Take Monday. I hadn't been in for 10 minutes when my phone rang. It was Rachael at the front desk. There were about a half dozen vendors hanging out getting their papers and a schizophrenic guy I'd seen around the office was outside shouting and banging on the window.
Rachael said things were under control, but that he kept popping in and out and she could use me as back up. I was editing the Street News Service newsfeed, and had promised that to Lisa in Scotland within the hour, so I grabbed my laptop and took a chair behind the door.
One of the great things about being ADHD is that you can read and write while a crazy guy bangs on the window behind you. It actually sort of helps.
I was summarizing an article on homeless hate crime legislation in Maryland when the door flew open and our friend made a beeline for the back.
"Dude!," I shouted, laying the laptop aside, "Where you goin'?"
The Dude thing confused him just enough long for me to catch up.
It's possible to move someone along without touching them by just sort of walking into their space with your arms out. It helps to be 6'2.
And that's pretty much where things were at when I said, "Hon, you need to go."
First he looked amazed. Then furious. "Hon! Hon! Shove it up your ass! I oughta take a gun and then we'll see about this place ..."
But by then he was on the other side of the door. I'd pushed it shut, and he was shouting through the glass. Rachael was already doing the 911 thing. Within two minutes we saw him with his hands on the hood of a police cruiser across the street.
You can be crazy as you want at Real Change and the worst thing that'll happen is you'll get shooed out the door. But start talking about a gun, and things get more serious.
We had him trespassed and declined to file charges.
After it was over, I had to ask, "Hon!
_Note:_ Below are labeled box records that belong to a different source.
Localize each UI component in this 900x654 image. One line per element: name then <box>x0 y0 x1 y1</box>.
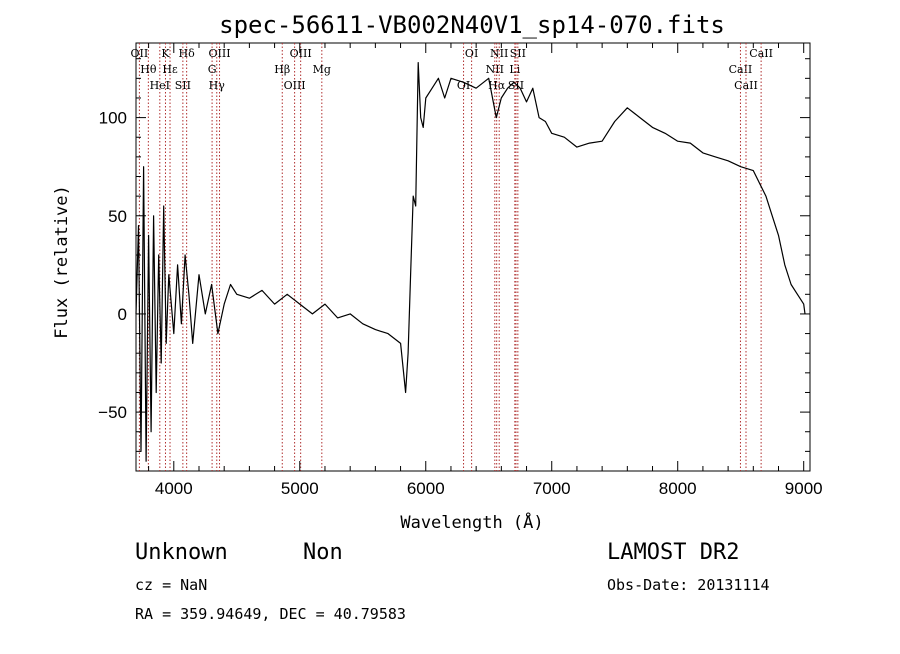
emission-line-label: SII <box>175 79 191 92</box>
emission-line-label: CaII <box>729 63 753 76</box>
y-tick-label: −50 <box>98 403 127 422</box>
plot-frame <box>135 42 811 472</box>
emission-line-label: Mg <box>313 63 331 76</box>
ra-dec-coordinates: RA = 359.94649, DEC = 40.79583 <box>135 605 406 623</box>
emission-line-label: OI <box>457 79 470 92</box>
x-tick-label: 6000 <box>407 479 445 498</box>
x-tick-label: 5000 <box>281 479 319 498</box>
emission-line-label: OII <box>131 47 149 60</box>
x-axis-label: Wavelength (Å) <box>400 511 543 533</box>
emission-line-label: K <box>161 47 170 60</box>
emission-line-label: Hγ <box>209 79 226 92</box>
emission-line-label: G <box>208 63 217 76</box>
emission-line-label: NII <box>486 63 504 76</box>
emission-line-label: Hβ <box>274 63 290 76</box>
series-group <box>135 61 806 462</box>
emission-line-label: HeI <box>150 79 170 92</box>
x-tick-label: 9000 <box>785 479 823 498</box>
survey-name: LAMOST DR2 <box>607 540 739 565</box>
emission-line-label: CaII <box>749 47 773 60</box>
emission-line-label: SII <box>510 47 526 60</box>
emission-line-label: OI <box>465 47 478 60</box>
emission-line-label: Li <box>509 63 520 76</box>
x-tick-label: 8000 <box>659 479 697 498</box>
observation-date: Obs-Date: 20131114 <box>607 576 770 594</box>
emission-line-label: NII <box>490 47 508 60</box>
y-tick-label: 100 <box>99 109 127 128</box>
emission-line-label: OIII <box>290 47 312 60</box>
emission-line-label: Hα <box>488 79 506 92</box>
chart-title: spec-56611-VB002N40V1_sp14-070.fits <box>219 11 725 39</box>
emission-line-label: OIII <box>208 47 230 60</box>
x-ticks: 4000 5000 6000 7000 8000 9000 <box>148 43 823 498</box>
emission-lines: OIIHθHeIKHεSIIHδGHγOIIIHβOIIIOIIIMgOIOIN… <box>131 43 773 471</box>
y-tick-label: 0 <box>118 305 127 324</box>
emission-line-label: Hε <box>162 63 178 76</box>
object-class: Unknown <box>135 540 228 565</box>
object-subclass: Non <box>303 540 343 565</box>
y-ticks: −50 0 50 100 <box>98 58 810 452</box>
x-tick-label: 4000 <box>155 479 193 498</box>
spectrum-series-line <box>135 61 806 462</box>
emission-line-label: CaII <box>734 79 758 92</box>
redshift-cz: cz = NaN <box>135 576 207 594</box>
x-tick-label: 7000 <box>533 479 571 498</box>
y-axis-label: Flux (relative) <box>52 185 72 339</box>
emission-line-label: Hθ <box>140 63 157 76</box>
y-tick-label: 50 <box>108 207 127 226</box>
emission-line-label: OIII <box>284 79 306 92</box>
emission-line-label: Hδ <box>179 47 196 60</box>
Where the fuck did that come from?" Here was this skinny, bald, 40-something apoplectic crazy guy, and I'm calling him hon? What was that about?
This wasn't hard. I was responding as I would to my 3-year-olds. I actually think of them sometimes as being my little drunken schizophrenic dwarfs, unrolling the toilet paper and pulling it around the house. Smearing food coloring around on the kitchen floor. Decorating the walls with handfuls of peanut butter.
You don't get mad. You just deal. And you love them.
So here's this poor crazy bastard. Raging around for no reason that we could tell or that he could control. And without thinking about it, I slipped into daddy mode.
And the word dropped out of my mouth. And we both looked at it and wondered.